The best patch management tools for SAP help identify missing security updates by automatically informing IT personnel about the release of new patches eliminating false positives through anomaly detection. Patch management tools also need to include relevant security notes on applicable patches that allow cybersecurity professionals to prioritize them in the most efficient and impactful way possible. In addition, these tools should have a built-in 360° view for determining which systems need patching; with this knowledge, organizations can leverage synergies and reduce internal time-to-patch.
Conclusion
Risk assessment requirements haven’t changed over the years regarding data breaches because the risk to an organization has not changed. The risk has more often than not shown to be a mechanism for ransomware to take control of an organization’s data and give it to a third party without consent or the threat of disclosing who is regaining control.
Technical and administrative controls are required to help protect any organization.

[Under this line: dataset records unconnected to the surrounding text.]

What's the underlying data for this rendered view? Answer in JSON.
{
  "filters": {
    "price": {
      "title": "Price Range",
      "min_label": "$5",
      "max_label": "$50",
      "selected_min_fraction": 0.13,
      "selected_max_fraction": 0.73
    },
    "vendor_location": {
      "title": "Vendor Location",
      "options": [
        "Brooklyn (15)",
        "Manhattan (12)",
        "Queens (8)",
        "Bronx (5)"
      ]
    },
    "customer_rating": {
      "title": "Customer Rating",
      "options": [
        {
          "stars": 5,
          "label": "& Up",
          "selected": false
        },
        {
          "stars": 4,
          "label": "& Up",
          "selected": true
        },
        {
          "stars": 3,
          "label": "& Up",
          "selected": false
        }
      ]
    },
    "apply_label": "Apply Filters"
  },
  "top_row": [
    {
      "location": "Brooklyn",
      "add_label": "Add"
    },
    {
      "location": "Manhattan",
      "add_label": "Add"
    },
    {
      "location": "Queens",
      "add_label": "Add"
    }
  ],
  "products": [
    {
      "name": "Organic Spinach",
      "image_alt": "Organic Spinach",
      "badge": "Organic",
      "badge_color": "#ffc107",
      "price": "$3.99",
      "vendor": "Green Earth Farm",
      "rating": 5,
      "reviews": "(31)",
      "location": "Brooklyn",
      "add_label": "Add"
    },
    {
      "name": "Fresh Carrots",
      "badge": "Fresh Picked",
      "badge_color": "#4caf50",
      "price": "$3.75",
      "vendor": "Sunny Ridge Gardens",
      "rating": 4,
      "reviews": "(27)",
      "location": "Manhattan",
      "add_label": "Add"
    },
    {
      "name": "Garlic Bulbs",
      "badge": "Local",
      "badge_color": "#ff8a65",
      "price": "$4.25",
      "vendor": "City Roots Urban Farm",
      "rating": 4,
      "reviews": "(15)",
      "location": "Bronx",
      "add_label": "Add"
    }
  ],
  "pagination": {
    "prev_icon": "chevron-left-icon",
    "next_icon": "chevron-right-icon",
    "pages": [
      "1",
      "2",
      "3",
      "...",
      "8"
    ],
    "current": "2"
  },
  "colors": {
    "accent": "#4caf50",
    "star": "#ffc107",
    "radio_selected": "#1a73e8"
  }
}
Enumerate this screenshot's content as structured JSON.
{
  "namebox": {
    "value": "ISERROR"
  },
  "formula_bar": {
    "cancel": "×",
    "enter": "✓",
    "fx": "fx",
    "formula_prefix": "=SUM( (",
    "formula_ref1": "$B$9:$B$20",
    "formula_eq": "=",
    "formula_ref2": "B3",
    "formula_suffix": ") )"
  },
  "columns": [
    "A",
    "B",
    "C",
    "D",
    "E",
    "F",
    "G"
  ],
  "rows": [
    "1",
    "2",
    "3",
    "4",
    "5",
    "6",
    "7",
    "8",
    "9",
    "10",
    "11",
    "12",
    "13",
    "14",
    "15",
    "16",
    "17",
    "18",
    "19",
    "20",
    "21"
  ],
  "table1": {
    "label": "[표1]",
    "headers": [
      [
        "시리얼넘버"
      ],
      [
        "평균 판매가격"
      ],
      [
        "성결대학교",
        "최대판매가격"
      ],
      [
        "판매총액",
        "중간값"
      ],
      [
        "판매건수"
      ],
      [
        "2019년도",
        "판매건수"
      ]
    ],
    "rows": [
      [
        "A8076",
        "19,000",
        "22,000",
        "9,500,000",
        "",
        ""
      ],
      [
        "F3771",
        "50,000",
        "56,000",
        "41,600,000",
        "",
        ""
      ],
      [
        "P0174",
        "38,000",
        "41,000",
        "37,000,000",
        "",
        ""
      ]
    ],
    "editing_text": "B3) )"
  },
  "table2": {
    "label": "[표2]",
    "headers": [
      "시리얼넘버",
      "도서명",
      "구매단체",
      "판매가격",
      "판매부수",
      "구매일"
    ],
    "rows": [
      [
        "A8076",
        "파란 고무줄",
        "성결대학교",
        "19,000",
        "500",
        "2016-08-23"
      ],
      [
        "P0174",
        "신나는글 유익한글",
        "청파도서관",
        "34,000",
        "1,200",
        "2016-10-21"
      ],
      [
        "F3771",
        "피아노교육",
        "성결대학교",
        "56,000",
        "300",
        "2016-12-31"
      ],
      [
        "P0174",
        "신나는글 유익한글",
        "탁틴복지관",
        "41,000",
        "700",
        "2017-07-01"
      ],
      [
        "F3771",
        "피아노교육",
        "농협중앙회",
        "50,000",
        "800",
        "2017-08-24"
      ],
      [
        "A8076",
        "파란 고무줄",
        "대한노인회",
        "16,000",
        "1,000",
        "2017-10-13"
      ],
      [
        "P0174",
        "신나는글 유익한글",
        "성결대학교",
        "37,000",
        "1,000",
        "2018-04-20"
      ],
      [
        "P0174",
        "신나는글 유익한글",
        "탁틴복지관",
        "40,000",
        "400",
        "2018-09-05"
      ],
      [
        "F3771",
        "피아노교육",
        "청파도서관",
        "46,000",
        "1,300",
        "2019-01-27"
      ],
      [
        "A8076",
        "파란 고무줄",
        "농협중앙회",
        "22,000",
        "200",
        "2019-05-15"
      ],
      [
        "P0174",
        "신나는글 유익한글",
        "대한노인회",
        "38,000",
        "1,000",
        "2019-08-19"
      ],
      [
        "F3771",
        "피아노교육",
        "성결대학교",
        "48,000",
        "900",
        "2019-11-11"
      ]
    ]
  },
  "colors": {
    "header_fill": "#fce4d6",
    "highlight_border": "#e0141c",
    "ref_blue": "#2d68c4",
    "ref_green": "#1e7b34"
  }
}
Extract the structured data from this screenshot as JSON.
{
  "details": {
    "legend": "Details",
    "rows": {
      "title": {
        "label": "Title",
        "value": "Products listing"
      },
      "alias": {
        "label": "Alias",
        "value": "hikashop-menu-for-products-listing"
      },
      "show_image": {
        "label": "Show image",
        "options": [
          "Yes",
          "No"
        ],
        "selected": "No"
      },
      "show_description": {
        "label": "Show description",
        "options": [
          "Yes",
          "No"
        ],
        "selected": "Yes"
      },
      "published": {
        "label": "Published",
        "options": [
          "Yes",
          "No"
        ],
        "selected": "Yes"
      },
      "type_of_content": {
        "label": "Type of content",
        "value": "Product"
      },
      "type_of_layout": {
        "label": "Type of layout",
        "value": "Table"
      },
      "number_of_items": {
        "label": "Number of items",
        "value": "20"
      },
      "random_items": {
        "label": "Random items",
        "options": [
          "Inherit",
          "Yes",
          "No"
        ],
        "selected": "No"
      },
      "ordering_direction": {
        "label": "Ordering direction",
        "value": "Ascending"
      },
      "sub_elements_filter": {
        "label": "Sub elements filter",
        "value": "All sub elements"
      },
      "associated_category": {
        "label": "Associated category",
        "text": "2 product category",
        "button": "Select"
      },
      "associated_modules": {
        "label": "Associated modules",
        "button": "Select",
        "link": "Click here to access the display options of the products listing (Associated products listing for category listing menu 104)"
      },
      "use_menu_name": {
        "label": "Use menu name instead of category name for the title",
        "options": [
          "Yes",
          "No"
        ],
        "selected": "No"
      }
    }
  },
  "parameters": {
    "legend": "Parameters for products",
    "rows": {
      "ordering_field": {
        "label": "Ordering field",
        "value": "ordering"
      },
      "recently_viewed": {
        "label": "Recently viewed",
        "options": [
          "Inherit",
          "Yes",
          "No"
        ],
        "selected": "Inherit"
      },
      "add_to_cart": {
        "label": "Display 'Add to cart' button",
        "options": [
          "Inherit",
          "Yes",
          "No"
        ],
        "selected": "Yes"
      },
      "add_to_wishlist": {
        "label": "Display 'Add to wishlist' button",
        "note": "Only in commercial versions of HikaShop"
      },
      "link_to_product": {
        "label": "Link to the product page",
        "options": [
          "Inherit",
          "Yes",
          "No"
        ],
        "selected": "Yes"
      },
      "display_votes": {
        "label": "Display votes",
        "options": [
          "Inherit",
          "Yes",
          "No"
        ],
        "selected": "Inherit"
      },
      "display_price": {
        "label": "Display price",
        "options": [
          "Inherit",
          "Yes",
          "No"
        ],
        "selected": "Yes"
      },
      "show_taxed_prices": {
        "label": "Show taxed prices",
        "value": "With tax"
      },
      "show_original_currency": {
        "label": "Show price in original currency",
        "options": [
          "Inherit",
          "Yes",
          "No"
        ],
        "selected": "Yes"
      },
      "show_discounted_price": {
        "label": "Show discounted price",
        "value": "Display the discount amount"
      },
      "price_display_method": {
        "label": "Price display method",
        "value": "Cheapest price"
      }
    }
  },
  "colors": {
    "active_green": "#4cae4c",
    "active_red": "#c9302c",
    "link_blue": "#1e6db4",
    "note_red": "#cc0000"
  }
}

The basic table stakes for cyber threat protection can be viewed as follows:
- An information security program to implement and test security controls throughout the organization and third parties with access to the network.
- Having an effective risk and vulnerability management process.
- Applying network security patches in a frequent and ongoing manner.
- Understanding what you have for data and which repositories they reside in.
In the cybersecurity technical and administrative controls realm, vulnerability management and patch management have a symbiotic relationship. Going by the book, patching is a child process of vulnerability management and hence is needed to introduce a sophisticated vulnerability management program. As a result, each cybersecurity management process is needed to establish a collective and holistic approach to reducing all attack surfaces and hardening applications, network assets, and systems– no matter where they reside.
Think of vulnerability management as the process that yields actionable insights leading to tangible improvements that impact a company’s IT security in a positive manner and promote adherence to industry-specific cybersecurity mandates and regulations. The other half of the symbiotic relationship, patch management, ensures the software and IT equipment are up to date in terms of features and security protections to keep businesses safe from hackers taking advantage of unpatched bugs in the system. It establishes policies for patch management and vulnerability assessments that aid in developing and operationalizing a complete cybersecurity program– enabling an effective and perpetually updated network against many flaws that open the door to bad actors.